金沢市は、西町教育研修館(西町)を活用して整備する「金沢美大柳宗理デザインミュージアム(仮称)」の基本計画について、今後内容を整理した上で、6月をめどに委託したい考えだ。
同施設は、戦後の日本を代表する工業デザイナー・柳宗理氏が残した貴重なデザイン資料の展示・収蔵や、市名誉市民第1号の建築家・谷口吉郎氏が設計した同建物(旧・石川県繊維会館)を建築遺産として保存・公開していこうというもの。
市が昨年度にまとめた基本構想によると、ビジョンは「デザインと建築意匠を通した美と創造の交流拠点」とし、求められる機能は柳氏の作品やデザインに関する「教育」「研究・収蔵」「普及・発信」「交流」の4つとしている。

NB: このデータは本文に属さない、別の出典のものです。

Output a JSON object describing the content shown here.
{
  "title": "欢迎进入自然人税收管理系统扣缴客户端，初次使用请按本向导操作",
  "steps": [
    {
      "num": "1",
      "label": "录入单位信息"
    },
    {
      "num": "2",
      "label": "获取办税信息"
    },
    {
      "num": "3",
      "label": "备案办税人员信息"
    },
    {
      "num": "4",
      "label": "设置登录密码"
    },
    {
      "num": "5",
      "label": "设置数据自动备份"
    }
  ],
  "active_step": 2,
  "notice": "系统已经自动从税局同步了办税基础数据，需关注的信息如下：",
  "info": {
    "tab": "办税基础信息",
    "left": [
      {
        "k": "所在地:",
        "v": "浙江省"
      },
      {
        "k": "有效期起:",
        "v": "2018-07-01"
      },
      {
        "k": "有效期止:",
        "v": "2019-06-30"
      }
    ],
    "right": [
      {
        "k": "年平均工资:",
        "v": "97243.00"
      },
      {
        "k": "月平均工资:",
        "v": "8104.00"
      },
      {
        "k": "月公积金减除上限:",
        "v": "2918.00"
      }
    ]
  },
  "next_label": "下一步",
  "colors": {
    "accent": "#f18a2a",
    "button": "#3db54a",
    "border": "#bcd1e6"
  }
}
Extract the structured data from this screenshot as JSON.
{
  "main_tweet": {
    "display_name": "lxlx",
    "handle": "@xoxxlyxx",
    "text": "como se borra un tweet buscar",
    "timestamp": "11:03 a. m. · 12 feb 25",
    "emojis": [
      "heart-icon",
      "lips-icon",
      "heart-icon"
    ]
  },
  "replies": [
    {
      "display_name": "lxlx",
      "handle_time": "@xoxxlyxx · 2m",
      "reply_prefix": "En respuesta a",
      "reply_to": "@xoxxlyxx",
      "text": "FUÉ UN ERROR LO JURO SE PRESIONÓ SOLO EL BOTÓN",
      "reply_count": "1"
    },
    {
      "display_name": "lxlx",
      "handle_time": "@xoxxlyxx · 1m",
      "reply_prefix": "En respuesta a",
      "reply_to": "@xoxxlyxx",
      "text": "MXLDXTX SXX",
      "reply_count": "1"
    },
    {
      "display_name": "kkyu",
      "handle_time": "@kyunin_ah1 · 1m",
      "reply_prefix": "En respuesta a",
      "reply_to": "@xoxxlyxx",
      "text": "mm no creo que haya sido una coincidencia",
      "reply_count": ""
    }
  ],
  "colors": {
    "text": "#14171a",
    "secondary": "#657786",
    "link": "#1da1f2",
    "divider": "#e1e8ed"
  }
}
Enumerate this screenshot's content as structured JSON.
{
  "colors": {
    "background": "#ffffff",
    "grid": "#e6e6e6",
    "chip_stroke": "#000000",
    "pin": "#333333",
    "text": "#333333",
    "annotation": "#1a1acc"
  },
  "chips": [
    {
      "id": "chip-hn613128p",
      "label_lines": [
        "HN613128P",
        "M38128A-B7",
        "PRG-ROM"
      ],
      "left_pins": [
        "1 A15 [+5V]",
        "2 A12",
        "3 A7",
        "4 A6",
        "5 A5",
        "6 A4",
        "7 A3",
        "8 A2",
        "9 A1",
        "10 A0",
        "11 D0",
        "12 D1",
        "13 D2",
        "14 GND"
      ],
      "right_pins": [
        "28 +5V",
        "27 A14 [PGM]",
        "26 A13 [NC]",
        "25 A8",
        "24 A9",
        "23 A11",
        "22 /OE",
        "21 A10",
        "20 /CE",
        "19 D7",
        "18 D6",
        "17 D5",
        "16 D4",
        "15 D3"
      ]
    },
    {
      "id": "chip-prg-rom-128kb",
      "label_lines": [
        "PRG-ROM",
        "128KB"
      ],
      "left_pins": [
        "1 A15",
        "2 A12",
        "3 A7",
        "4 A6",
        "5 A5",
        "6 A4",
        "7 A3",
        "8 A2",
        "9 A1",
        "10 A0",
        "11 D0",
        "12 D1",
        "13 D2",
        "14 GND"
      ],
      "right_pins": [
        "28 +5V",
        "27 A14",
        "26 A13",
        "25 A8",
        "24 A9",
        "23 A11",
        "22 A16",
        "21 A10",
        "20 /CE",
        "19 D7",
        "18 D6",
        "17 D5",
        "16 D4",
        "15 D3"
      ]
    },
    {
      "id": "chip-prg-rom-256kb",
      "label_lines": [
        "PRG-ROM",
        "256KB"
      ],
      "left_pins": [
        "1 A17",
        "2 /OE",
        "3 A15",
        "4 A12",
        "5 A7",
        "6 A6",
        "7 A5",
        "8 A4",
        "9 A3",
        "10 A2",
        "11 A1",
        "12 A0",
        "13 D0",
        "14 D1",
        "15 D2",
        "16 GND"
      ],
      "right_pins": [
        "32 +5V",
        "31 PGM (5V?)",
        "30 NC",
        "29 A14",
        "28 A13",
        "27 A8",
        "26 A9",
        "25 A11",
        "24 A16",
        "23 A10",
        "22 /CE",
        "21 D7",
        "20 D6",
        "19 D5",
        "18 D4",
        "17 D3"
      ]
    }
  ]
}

建物は1952(昭和27)年に建設され、その後、同館に転用された。谷口氏が設計、柳氏とともに金沢美大の教授や学長を務めた五井孝夫氏が監理を担当した。現在、館内には金沢美大の貢献者である宮本三郎氏の壁画も飾られている。市は1月に同館を国登録有形文化財に申請した。
施設整備では、現耐震基準を満たしていない建物の耐震化、エレベーターや多目的トイレの設置などバリアフリー化を行う方針。建物は多くの制約が想定されるため、建築の専門家に意見を聴くことも検討している。
今年度当初予算には基本計画策定費として500万円を計上している。